Never before in American history have we had so many government officials simultaneously working at cross purposes with the interests of the fundamentals of our democracy. The rioters were bad enough but they were just the symptom of a more insidious and long-standing disease festering within the body politic and that disease is modern-day conservatism. It's a disease that, since November, has been allowed to infect the minds of tens of millions of Americans.

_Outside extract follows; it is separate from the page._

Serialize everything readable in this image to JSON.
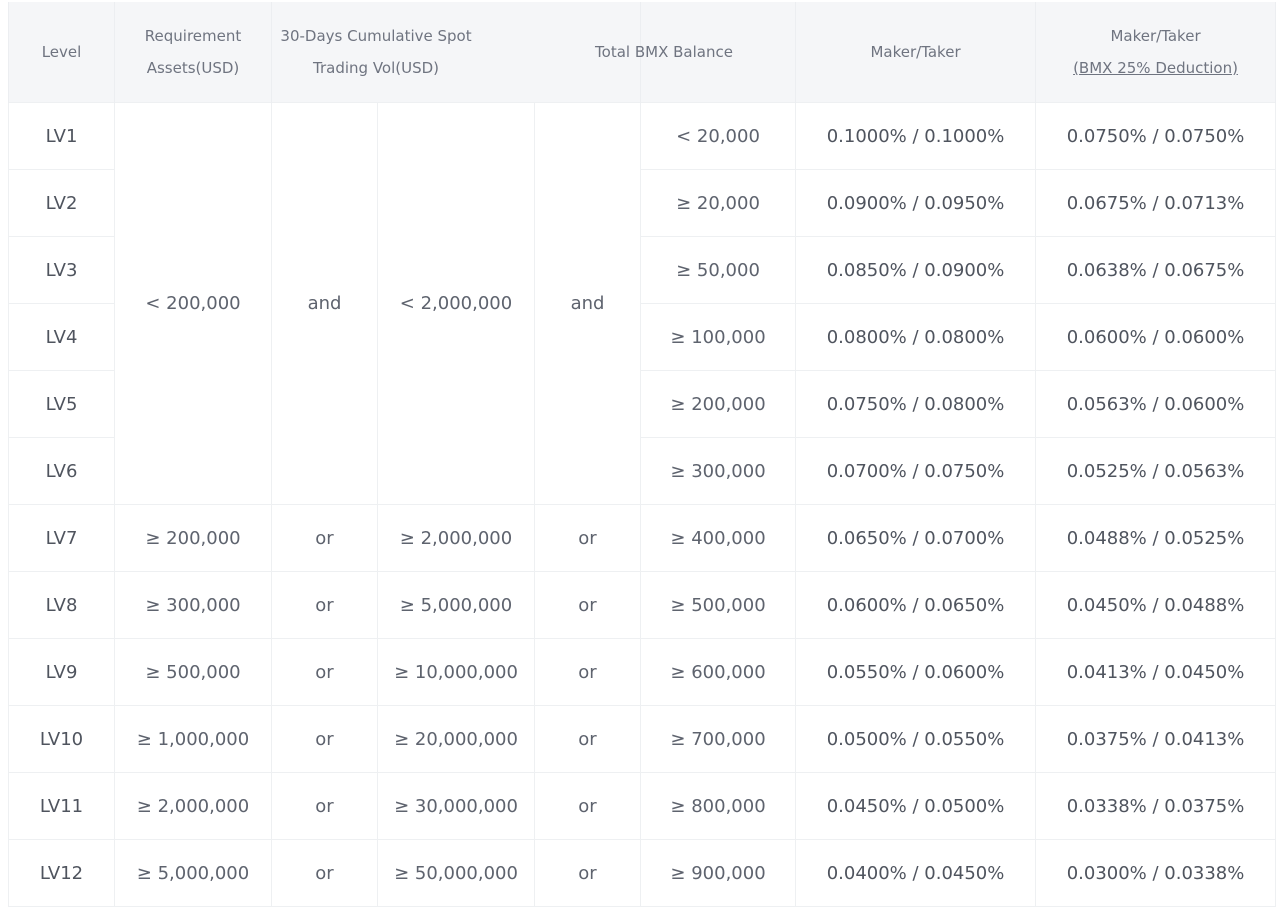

It's a malady that successfully supplants reason with ill-informed emotion, ascertainable facts with unfocused suspicion and actual, all-inclusive patriotism with screaming racism, hyperpartisanship and white supremacy. Some would argue the latter-day GOP isn't copying chapter and verse from Hitler's book of grievances from 1933 but you could've fooled me. The modern-day conservative movement has been headed in this direction for decades. Yes, it has been decades in the making ever since Prescott Bush that same year had been scheming with fascist industrialists to supplant FDR with a right wing "co-president".
As with the well-coiffed insurrectionists and 5th columnists today posing as lawmakers, Prescott Bush was rewarded by getting elected to the Senate.
1 Comments:
I guess fake tough guy Clyde makes enough from his firearms business to opt for raising his federal tax withholding to all but $1 of his monthly Congressional salary. That's to evade the fines levied on him for violating Pelosi's mask mandate, which would be deducted from his salary.
Then, when Clyde files his taxes, he can get that withheld money back.